My leadership story began while attending a leadership training series offered by my state deaf-blind project. This training inspired me to help establish a parent to parent support network in the state of Nebraska. The network started with four groups of parents coming together during the leadership training. It didn’t take us long to realize that, even in a smaller state, there were many others with the same issues and problems we were each having within our children’s schools and our communities. We quickly became each other’s support system and began reaching out to other parents.
This leadership project was successful because of the support of others. We used our local Parent Center and our state deaf-blind project for support and guidance. We also had a guest from NCDB come in to help. I think the passion of wanting what is best for Brent was the key in contributing to my success.
The thing that surprised me the most through this leadership project was that even though everyone’s story was different, the purpose for them being involved was the same. We all want the best for our kids. I also surprised myself with how strong I am and how passionate I am about helping other families.

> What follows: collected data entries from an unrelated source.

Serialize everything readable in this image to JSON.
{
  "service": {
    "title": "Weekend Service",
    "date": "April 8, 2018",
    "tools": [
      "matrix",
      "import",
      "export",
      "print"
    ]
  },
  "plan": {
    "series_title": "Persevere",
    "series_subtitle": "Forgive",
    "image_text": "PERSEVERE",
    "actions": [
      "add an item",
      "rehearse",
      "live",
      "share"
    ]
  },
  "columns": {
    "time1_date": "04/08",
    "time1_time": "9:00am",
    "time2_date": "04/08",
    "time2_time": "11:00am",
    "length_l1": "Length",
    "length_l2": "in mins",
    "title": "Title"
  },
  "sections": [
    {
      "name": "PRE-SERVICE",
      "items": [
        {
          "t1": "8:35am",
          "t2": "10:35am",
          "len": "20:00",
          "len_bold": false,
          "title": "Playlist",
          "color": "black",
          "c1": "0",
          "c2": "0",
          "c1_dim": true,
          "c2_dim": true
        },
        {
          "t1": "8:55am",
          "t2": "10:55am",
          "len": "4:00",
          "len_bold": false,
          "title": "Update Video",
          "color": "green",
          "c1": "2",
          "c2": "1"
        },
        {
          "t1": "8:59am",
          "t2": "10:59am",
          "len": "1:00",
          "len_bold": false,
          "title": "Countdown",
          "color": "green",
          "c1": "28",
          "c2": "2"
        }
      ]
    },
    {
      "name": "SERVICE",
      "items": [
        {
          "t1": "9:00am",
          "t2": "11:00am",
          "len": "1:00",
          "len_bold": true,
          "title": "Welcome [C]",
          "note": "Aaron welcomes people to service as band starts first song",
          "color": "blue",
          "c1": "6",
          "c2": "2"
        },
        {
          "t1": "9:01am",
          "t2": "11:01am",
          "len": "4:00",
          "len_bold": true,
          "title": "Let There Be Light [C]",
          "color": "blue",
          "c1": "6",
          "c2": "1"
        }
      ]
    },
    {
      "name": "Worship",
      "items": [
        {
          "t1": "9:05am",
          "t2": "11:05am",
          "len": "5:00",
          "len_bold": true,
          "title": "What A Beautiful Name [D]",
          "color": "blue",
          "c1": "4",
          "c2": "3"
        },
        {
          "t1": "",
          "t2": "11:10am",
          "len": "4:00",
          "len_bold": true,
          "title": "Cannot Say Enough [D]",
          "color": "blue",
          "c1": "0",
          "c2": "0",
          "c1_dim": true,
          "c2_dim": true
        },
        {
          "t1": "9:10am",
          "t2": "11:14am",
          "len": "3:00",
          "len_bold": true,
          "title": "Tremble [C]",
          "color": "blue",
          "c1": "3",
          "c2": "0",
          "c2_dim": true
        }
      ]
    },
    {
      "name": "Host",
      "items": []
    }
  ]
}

From here, our support group is working on new ideas and steps for where to take the group. There is a group of new parents of children who are deaf-blind who are interested in the leadership training. Our support network hopes to help with getting them involved in that.
I have also expanded my leadership into the national realm as a newly elected board member of the National Family Association for Deaf-Blind (NFADB). Being a part of the board will help me to continue to develop my leadership skills and continue to support families impacted by deaf-blindness.